Hoosier outdoorsman navigates 500-plus miles of Wabash River

Posted June 18

— Keith Poole pulled his camo-painted jon boat away from the dock as a handful of Terre Haute well-wishers watched from the shore.

His dog, Paint, stood watch on the bow. A small American flag waved from the stern. All the supplies Poole and Paint needed for the 506-mile trip down the entire length of the Wabash River were tucked in between both ends.

Poole motored into the stream on a sunny morning late last month, 312 river miles done, 194 to go. He waved and was off.

That was May 23. Seven days later, Poole reached the conclusion of the Wabash and its confluence with the Ohio River. He camped in every county along the way — 18 in Indiana and two in western Ohio, where the Wabash begins. Poole embarked on his journey on May 1 and finished on May 29, Memorial Day, covering every mile of Indiana's official state river.

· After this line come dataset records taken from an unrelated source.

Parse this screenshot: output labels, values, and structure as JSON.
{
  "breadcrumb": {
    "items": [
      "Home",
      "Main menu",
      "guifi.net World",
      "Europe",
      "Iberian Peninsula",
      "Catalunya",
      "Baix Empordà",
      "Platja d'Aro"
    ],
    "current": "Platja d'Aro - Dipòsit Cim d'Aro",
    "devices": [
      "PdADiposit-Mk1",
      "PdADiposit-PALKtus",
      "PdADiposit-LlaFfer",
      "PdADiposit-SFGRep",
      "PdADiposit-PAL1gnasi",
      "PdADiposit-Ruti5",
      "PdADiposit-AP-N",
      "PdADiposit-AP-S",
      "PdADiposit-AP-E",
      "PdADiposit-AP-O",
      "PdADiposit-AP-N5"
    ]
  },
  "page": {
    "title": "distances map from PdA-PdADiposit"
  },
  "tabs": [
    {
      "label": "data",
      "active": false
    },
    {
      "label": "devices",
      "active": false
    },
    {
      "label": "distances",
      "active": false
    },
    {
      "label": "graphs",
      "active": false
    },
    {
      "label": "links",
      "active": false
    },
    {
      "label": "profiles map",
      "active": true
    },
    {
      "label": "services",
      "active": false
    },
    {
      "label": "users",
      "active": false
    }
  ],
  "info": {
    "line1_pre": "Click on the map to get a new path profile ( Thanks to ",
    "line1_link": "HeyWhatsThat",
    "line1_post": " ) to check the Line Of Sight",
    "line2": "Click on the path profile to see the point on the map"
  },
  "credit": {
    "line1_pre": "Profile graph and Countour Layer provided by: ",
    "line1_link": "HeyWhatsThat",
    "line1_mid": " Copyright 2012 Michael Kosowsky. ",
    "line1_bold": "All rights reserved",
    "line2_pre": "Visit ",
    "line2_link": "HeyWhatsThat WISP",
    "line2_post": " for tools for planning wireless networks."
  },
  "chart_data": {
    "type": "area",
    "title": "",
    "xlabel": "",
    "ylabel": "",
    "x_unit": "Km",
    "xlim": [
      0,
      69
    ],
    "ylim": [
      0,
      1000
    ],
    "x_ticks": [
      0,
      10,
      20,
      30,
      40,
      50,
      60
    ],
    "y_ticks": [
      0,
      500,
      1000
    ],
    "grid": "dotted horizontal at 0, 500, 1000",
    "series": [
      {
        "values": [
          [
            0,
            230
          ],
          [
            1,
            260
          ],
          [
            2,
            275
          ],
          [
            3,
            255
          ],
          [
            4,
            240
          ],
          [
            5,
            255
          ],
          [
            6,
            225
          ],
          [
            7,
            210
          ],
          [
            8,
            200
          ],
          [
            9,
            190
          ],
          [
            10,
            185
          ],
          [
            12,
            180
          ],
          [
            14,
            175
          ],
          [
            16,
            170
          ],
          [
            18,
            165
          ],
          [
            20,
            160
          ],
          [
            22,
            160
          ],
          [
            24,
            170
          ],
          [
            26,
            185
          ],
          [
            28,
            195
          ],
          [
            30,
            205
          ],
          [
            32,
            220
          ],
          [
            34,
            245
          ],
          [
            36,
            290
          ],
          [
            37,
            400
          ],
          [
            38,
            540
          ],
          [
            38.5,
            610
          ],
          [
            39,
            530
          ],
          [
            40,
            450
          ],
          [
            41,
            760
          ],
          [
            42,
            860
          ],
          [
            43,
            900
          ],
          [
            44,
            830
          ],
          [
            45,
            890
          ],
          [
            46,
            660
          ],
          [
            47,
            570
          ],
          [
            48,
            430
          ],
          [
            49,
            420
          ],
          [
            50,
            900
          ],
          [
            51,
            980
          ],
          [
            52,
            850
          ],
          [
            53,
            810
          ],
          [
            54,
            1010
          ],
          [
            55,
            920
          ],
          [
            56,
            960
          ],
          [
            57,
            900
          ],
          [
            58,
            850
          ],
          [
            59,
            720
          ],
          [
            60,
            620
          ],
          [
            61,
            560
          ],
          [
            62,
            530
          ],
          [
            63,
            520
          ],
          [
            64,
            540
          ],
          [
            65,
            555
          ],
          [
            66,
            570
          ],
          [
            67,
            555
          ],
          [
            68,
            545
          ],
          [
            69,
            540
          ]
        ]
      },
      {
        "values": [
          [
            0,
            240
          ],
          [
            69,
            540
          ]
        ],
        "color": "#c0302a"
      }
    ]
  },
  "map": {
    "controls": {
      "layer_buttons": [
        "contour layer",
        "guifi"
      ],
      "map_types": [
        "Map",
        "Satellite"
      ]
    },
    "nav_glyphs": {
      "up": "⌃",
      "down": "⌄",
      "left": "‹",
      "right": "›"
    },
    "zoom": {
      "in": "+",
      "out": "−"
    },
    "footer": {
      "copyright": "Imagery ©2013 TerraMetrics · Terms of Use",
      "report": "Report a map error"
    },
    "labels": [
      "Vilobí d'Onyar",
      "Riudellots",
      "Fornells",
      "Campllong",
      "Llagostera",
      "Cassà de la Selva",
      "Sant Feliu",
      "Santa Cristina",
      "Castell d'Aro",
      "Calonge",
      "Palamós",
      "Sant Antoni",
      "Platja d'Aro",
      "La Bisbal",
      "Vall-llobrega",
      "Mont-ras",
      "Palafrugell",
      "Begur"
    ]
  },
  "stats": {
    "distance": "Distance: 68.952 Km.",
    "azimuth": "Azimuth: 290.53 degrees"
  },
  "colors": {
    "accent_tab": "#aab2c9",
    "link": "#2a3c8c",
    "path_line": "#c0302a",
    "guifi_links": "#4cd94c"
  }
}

"He did what a lot of us want to do," said Brendan Kearns, a Wabash River expert and advocate. "So many people have that dream. There's some romance to it, a man and his boat, alone on the river."

Kearns and fellow Terre Haute residents Thomas and Lisa Baer shared coffee with Poole on his May 23 stop in Terre Haute. Poole camped in the backyard of the Baers' home near old Fort Harrison, where the couple has a boat dock. In planning the excursion, Poole tapped into a network of river enthusiasts through his membership in the Wabash River Heritage Corridor Commission and the Wabash River Defenders. Those contacts often offered him water, places to camp — which are limited in several stretches of the Wabash — and gas to refuel his boat's 6-horsepower engine.

"The river people are some of the nicest people around," Poole said after completing the trek. "They just want to help and are concerned and down-to-earth people."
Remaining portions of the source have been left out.